Entonces, él, que maneja el escenario como ninguno, toma el micrófono y comienza con su original repertorio:

Prepararse pa´l candombe
Que la fiesta va a empezar

Que el tambor salta mandinga
Nos llama a candombear
Endiablados están los negros
De tanto repiquetear
Ya las lonjas bien templadas nos invitan a bailar

Ahora sí, se podría decir que aquel club social de barrio, adornado de fotos de Perón y Evita por todos lados, con guirnaldas y piñatas surcando el aire, es la alegría por antonomasia. Las morenas, ataviadas de plumas, sombrillas y exuberantes polleras, dominan el escenario. Los morenos continúan dándole a los tambores. Él, el cantor renombrado, esboza una sonrisa y vuelve a tomar el micrófono. Ahora, mientras hace vibrar a la gente, dice:

Ay, morena movéte un poco más
Multa de fuego vamo´a candombear
Que tu cuerpo es una brasa
Y es quererte enamorar
Y tus ojos dos candelas
Que mi vida alumbrará.

Las parejas se besan en el centro de la pista, los hombres hacen revolotear a sus mujeres. Los niños corretean de un lado a otro. Muchos otros toman algún vino, juegan al martillo, al palo enjabonado, tal vez a tumbar la lata. Todos al unísono parecen gritar una palabra, “Alegría Popular”. El cantor sigue riendo, sigue cantando. Hilvana dos, tres candombes más de su inagotable repertorio. Finalmente llega el intervalo. Entonces, nuestro cantor, se pone algo melancólico. Es la hora del tango, ese tango con el cual él se nutrió desde la más temprana edad, se está yendo a pique como el mismísimo Titanic. Por eso, algo triste y desvariada, la orquesta comienza con el dos por cuatro. Por su parte, los morenos y sus tambores, se han ido retirando del escenario. El cantor infla el pecho, acomoda los cabellos engominados que, por el frenesí del baile, se encresparon, y entona las primeras estrofas de aquella memorable canción que dice: ¡Qué saben los pitucos, lamidos y shushetas! ¡Qué saben lo que es tango, qué saben de compás! Aquí está la elegancia. ¡Que pinta, qué silueta! ¡Qué porte, qué arrogancia! ¡Qué clase pa bailar!

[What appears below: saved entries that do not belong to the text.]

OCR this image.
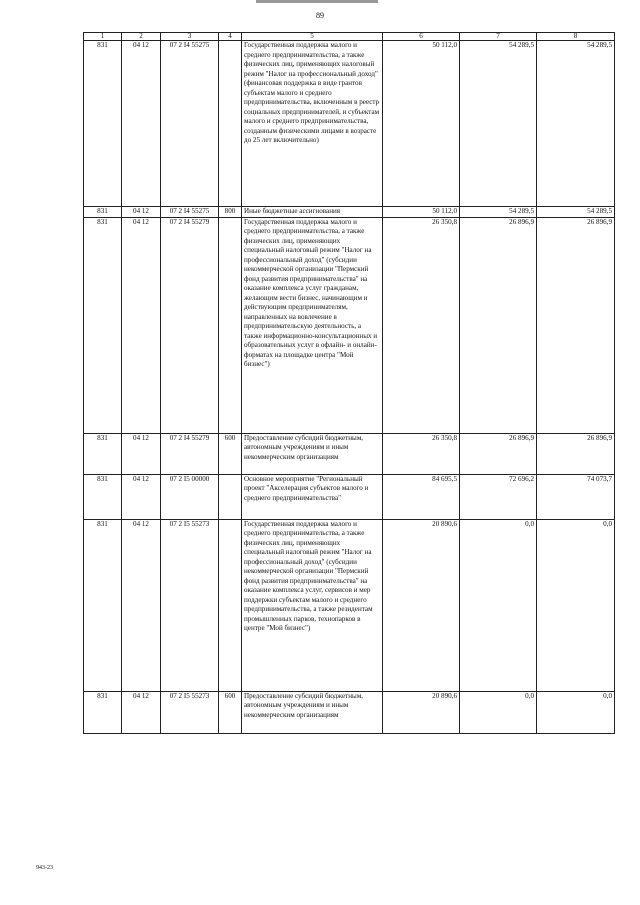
89
1	2	3	4	5	6	7	8
831	04 12	07 2 I4 55275		Государственная поддержка малого и среднего предпринимательства, а также физических лиц, применяющих налоговый режим "Налог на профессиональный доход" (финансовая поддержка в виде грантов субъектам малого и среднего предпринимательства, включенным в реестр социальных предпринимателей, и субъектам малого и среднего предпринимательства, созданным физическими лицами в возрасте до 25 лет включительно)	50 112,0	54 289,5	54 289,5
831	04 12	07 2 I4 55275	800	Иные бюджетные ассигнования	50 112,0	54 289,5	54 289,5
831	04 12	07 2 I4 55279		Государственная поддержка малого и среднего предпринимательства, а также физических лиц, применяющих специальный налоговый режим "Налог на профессиональный доход" (субсидии некоммерческой организации "Пермский фонд развития предпринимательства" на оказание комплекса услуг гражданам, желающим вести бизнес, начинающим и действующим предпринимателям, направленных на вовлечение в предпринимательскую деятельность, а также информационно-консультационных и образовательных услуг в офлайн- и онлайн-форматах на площадке центра "Мой бизнес")	26 350,8	26 896,9	26 896,9
831	04 12	07 2 I4 55279	600	Предоставление субсидий бюджетным, автономным учреждениям и иным некоммерческим организациям	26 350,8	26 896,9	26 896,9
831	04 12	07 2 I5 00000		Основное мероприятие "Региональный проект "Акселерация субъектов малого и среднего предпринимательства"	84 695,5	72 696,2	74 073,7
831	04 12	07 2 I5 55273		Государственная поддержка малого и среднего предпринимательства, а также физических лиц, применяющих специальный налоговый режим "Налог на профессиональный доход" (субсидии некоммерческой организации "Пермский фонд развития предпринимательства" на оказание комплекса услуг, сервисов и мер поддержки субъектам малого и среднего предпринимательства, а также резидентам промышленных парков, технопарков в центре "Мой бизнес")	20 890,6	0,0	0,0
831	04 12	07 2 I5 55273	600	Предоставление субсидий бюджетным, автономным учреждениям и иным некоммерческим организациям	20 890,6	0,0	0,0
943-23
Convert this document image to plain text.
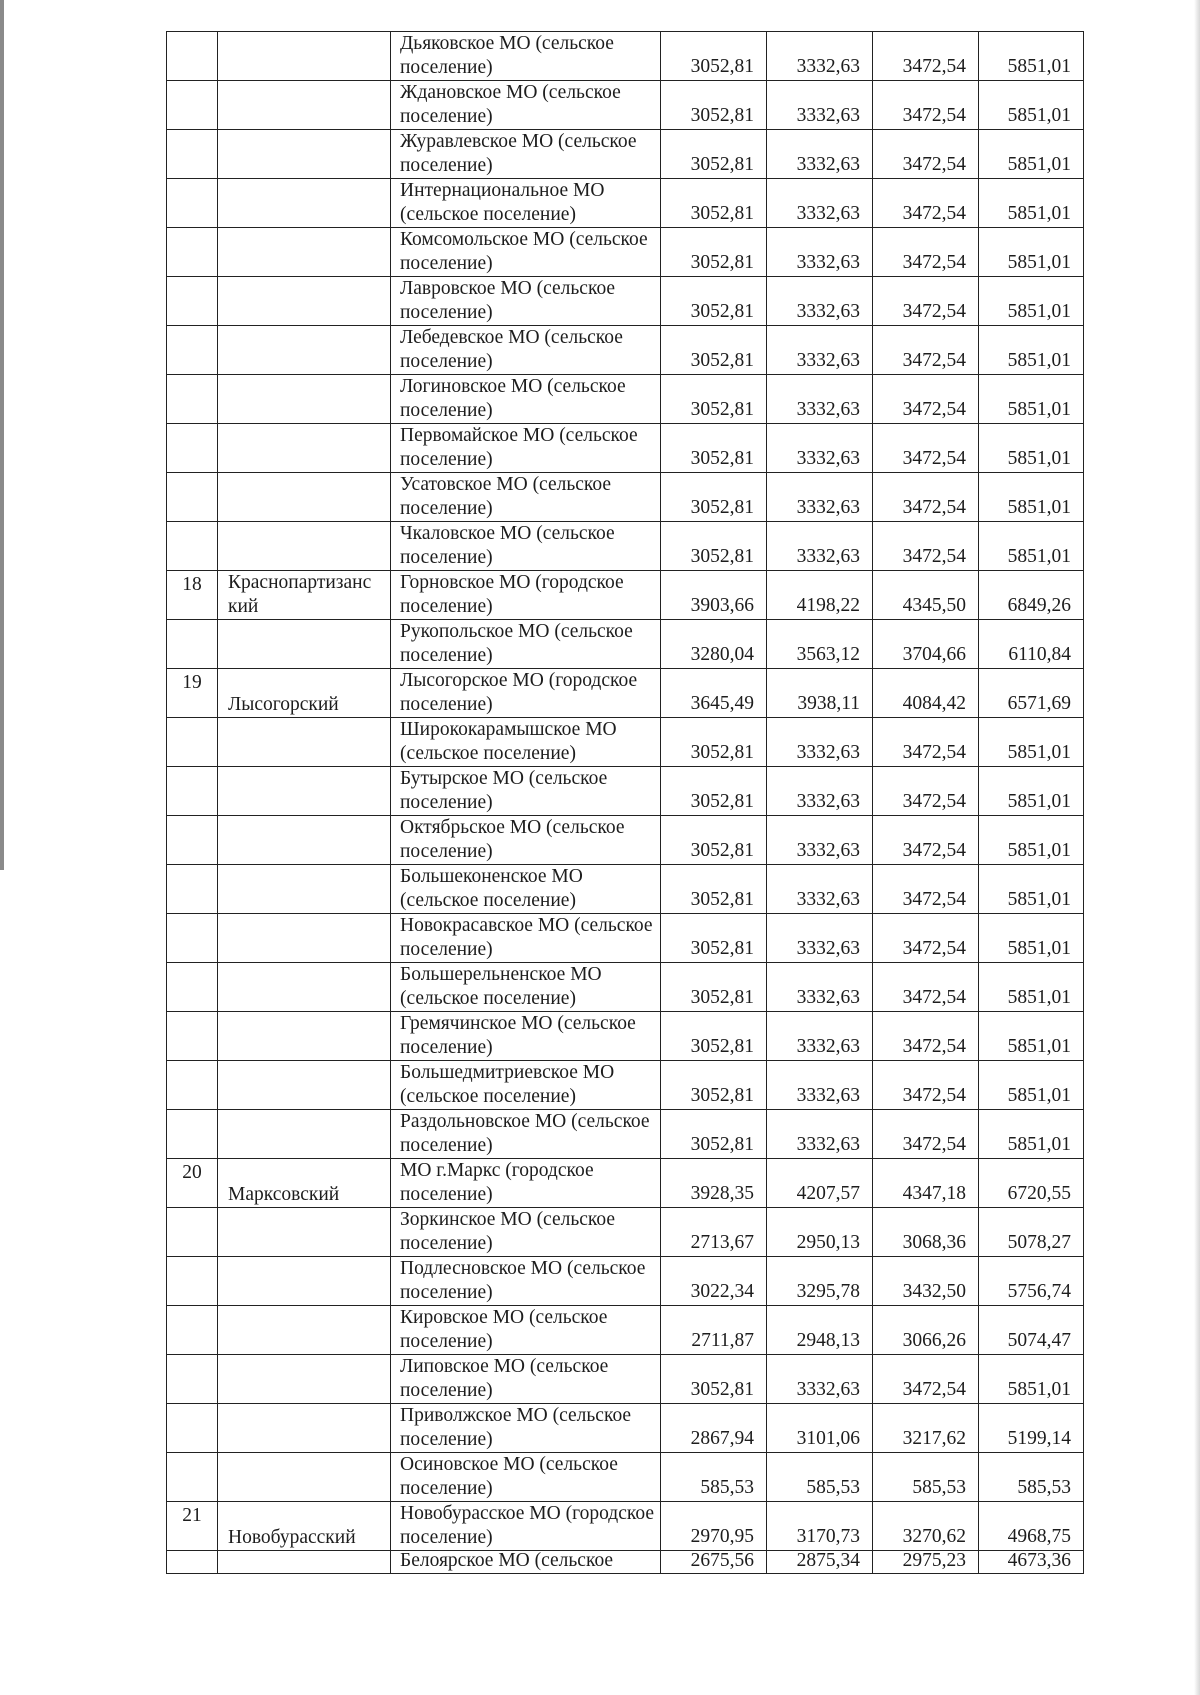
		Дьяковское МО (сельское поселение)	3052,81	3332,63	3472,54	5851,01
		Ждановское МО (сельское поселение)	3052,81	3332,63	3472,54	5851,01
		Журавлевское МО (сельское поселение)	3052,81	3332,63	3472,54	5851,01
		Интернациональное МО (сельское поселение)	3052,81	3332,63	3472,54	5851,01
		Комсомольское МО (сельское поселение)	3052,81	3332,63	3472,54	5851,01
		Лавровское МО (сельское поселение)	3052,81	3332,63	3472,54	5851,01
		Лебедевское МО (сельское поселение)	3052,81	3332,63	3472,54	5851,01
		Логиновское МО (сельское поселение)	3052,81	3332,63	3472,54	5851,01
		Первомайское МО (сельское поселение)	3052,81	3332,63	3472,54	5851,01
		Усатовское МО (сельское поселение)	3052,81	3332,63	3472,54	5851,01
		Чкаловское МО (сельское поселение)	3052,81	3332,63	3472,54	5851,01
18	Краснопартизанс кий	Горновское МО (городское поселение)	3903,66	4198,22	4345,50	6849,26
		Рукопольское МО (сельское поселение)	3280,04	3563,12	3704,66	6110,84
19	Лысогорский	Лысогорское МО (городское поселение)	3645,49	3938,11	4084,42	6571,69
		Ширококарамышское МО (сельское поселение)	3052,81	3332,63	3472,54	5851,01
		Бутырское МО (сельское поселение)	3052,81	3332,63	3472,54	5851,01
		Октябрьское МО (сельское поселение)	3052,81	3332,63	3472,54	5851,01
		Большеконенское МО (сельское поселение)	3052,81	3332,63	3472,54	5851,01
		Новокрасавское МО (сельское поселение)	3052,81	3332,63	3472,54	5851,01
		Большерельненское МО (сельское поселение)	3052,81	3332,63	3472,54	5851,01
		Гремячинское МО (сельское поселение)	3052,81	3332,63	3472,54	5851,01
		Большедмитриевское МО (сельское поселение)	3052,81	3332,63	3472,54	5851,01
		Раздольновское МО (сельское поселение)	3052,81	3332,63	3472,54	5851,01
20	Марксовский	МО г.Маркс (городское поселение)	3928,35	4207,57	4347,18	6720,55
		Зоркинское МО (сельское поселение)	2713,67	2950,13	3068,36	5078,27
		Подлесновское МО (сельское поселение)	3022,34	3295,78	3432,50	5756,74
		Кировское МО (сельское поселение)	2711,87	2948,13	3066,26	5074,47
		Липовское МО (сельское поселение)	3052,81	3332,63	3472,54	5851,01
		Приволжское МО (сельское поселение)	2867,94	3101,06	3217,62	5199,14
		Осиновское МО (сельское поселение)	585,53	585,53	585,53	585,53
21	Новобурасский	Новобурасское МО (городское поселение)	2970,95	3170,73	3270,62	4968,75
		Белоярское МО (сельское	2675,56	2875,34	2975,23	4673,36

En el centro de la pista, las parejas más grandes dibujan numerosos ochos sobre el suelo, mientras la sangre sube al ritmo del compás. Sin embargo, algún que otro pseudo pituco, infamado por aquellas estrofas contundentes, comienza a alborotar la fiesta. Enfrascado en su traje de seda, hace profusos aspavientos y discute con algunos parroquianos. Los golpes de puño no tardan en llegar, las mujeres miran sorprendidas, tomándose la boca. Por los aires, vuelan botellas, insultos, numerosas invectivas. La música se acaba, mejor dicho el tango se acaba. Alberto Castillo ve el escenario de combate como una inminente premonición. Entonces, niega con la cabeza y voltea algo abatido. Porque, pronto, muy pronto, numerosas bombas libertadoras, acabarán con la “Fiesta del Monstruo”.